There are limitations to the current study that restrict the generalizability of our preliminary findings. First, the demographics and referral source of our sample may limit generalizability, because the sample was predominantly college educated, White of European descent, with a history of cardiovascular disease or vascular risk factor. As acknowledged above, our sample size was small, which precludes more rigorous statistical comparisons due to insufficient power. Low spatial resolution is a well-known limitation of perfusion imaging techniques, including SPECT, and can lead to partial voluming effects. Finally, the SPECT atlas was based on an archival dataset of healthy adults, so detailed clinical characteristics are unavailable for this normative dataset. As a solution, we restricted inclusion of SPECT scans to those adults under age 50 years to minimize confounding clinical characteristics (Holland et al., 2008). However, limiting the sample to a younger cohort (age 22–49 years) may have introduced another limitation of excessive homogeneity in perfusion characteristics versus the heterogeneity that might be seen in an older cohort.

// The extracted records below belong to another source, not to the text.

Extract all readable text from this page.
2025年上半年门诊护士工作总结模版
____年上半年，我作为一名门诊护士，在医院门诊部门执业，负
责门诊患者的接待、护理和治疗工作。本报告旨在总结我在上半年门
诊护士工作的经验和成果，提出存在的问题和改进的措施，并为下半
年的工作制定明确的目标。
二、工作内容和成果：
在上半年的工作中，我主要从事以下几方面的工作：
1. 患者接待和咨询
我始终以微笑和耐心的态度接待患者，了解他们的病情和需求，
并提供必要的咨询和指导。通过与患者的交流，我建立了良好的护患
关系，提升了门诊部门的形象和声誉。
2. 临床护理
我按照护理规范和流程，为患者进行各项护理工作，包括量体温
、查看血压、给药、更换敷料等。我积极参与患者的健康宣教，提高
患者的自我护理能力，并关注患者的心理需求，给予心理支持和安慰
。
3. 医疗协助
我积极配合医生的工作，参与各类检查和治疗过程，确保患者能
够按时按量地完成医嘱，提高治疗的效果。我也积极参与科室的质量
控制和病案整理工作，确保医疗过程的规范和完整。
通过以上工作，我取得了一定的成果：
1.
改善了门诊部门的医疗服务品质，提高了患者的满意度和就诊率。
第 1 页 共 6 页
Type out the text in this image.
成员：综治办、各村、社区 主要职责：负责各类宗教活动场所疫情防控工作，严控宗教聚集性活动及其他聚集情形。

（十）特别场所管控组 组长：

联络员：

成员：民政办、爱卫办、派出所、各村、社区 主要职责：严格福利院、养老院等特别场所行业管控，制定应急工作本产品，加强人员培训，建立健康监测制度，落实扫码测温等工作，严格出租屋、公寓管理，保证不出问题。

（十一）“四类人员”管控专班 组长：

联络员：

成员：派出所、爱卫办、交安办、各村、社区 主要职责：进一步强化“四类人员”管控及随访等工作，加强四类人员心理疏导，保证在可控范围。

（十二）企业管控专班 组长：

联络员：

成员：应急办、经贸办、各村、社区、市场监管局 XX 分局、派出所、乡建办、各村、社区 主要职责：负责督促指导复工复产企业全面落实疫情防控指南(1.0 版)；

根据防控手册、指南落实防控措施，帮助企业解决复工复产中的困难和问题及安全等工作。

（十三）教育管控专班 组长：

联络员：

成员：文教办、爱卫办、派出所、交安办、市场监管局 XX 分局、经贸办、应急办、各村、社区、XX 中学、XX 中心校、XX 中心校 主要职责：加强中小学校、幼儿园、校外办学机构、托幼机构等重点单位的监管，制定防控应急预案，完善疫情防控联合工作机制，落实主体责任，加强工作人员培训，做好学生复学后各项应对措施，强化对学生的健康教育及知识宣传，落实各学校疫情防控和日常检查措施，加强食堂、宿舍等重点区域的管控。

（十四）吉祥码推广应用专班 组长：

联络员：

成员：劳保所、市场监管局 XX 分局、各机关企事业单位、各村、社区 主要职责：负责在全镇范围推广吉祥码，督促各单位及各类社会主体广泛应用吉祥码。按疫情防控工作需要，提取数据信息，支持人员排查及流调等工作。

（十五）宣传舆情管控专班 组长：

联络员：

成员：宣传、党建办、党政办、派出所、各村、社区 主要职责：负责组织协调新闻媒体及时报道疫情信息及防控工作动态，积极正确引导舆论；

With these limitations in mind, the present preliminary findings support previous research that links reductions in cerebral perfusion to the presence and progression of WMH in animal (Shibata et al., 2004) and human models (Marstrand et al., 2002). The present results also extend our prior work, which found that reduced cardiac output is related to very specific elements of executive dysfunction, including sequencing and planning difficulties (Jefferson et al., 2007a), and regional WMH adjacent to the subcortical nuclei (Jefferson et al., 2007b). In light of the association between cardiac output and abnormal brain aging, chronic alterations in systemic perfusion may have important implications for the development and progression of cognitive impairment secondary to cerebral perfusion changes and microvascular disease. Additional investigation is warranted to further assess the mechanism(s) accounting for cardiac function and brain aging relations, to assess the longitudinal implications of reduced cardiac output for cognitive aging and white matter integrity, and to better understand relations between cerebral perfusion and white matter disease with age.
Funding sources: This research was supported in part by K23-AG030962 (Paul B. Beeson Career Development Award in Aging; ALJ), IIRG-08-88733 (Alzheimer’s Association Investigator Initiated Award; ALJ), F30-NS049808 (CMH), K23-MH073416 (DFT), R01-AG017975 (RAC), and P30-AG013846 (Boston University Alzheimer’s Disease Core Center).
Disclosure: There are no actual or potential conflicts of interest for this work. The Lifespan Institutional Review Board approved this study, and informed consent was obtained from all subjects prior to participation.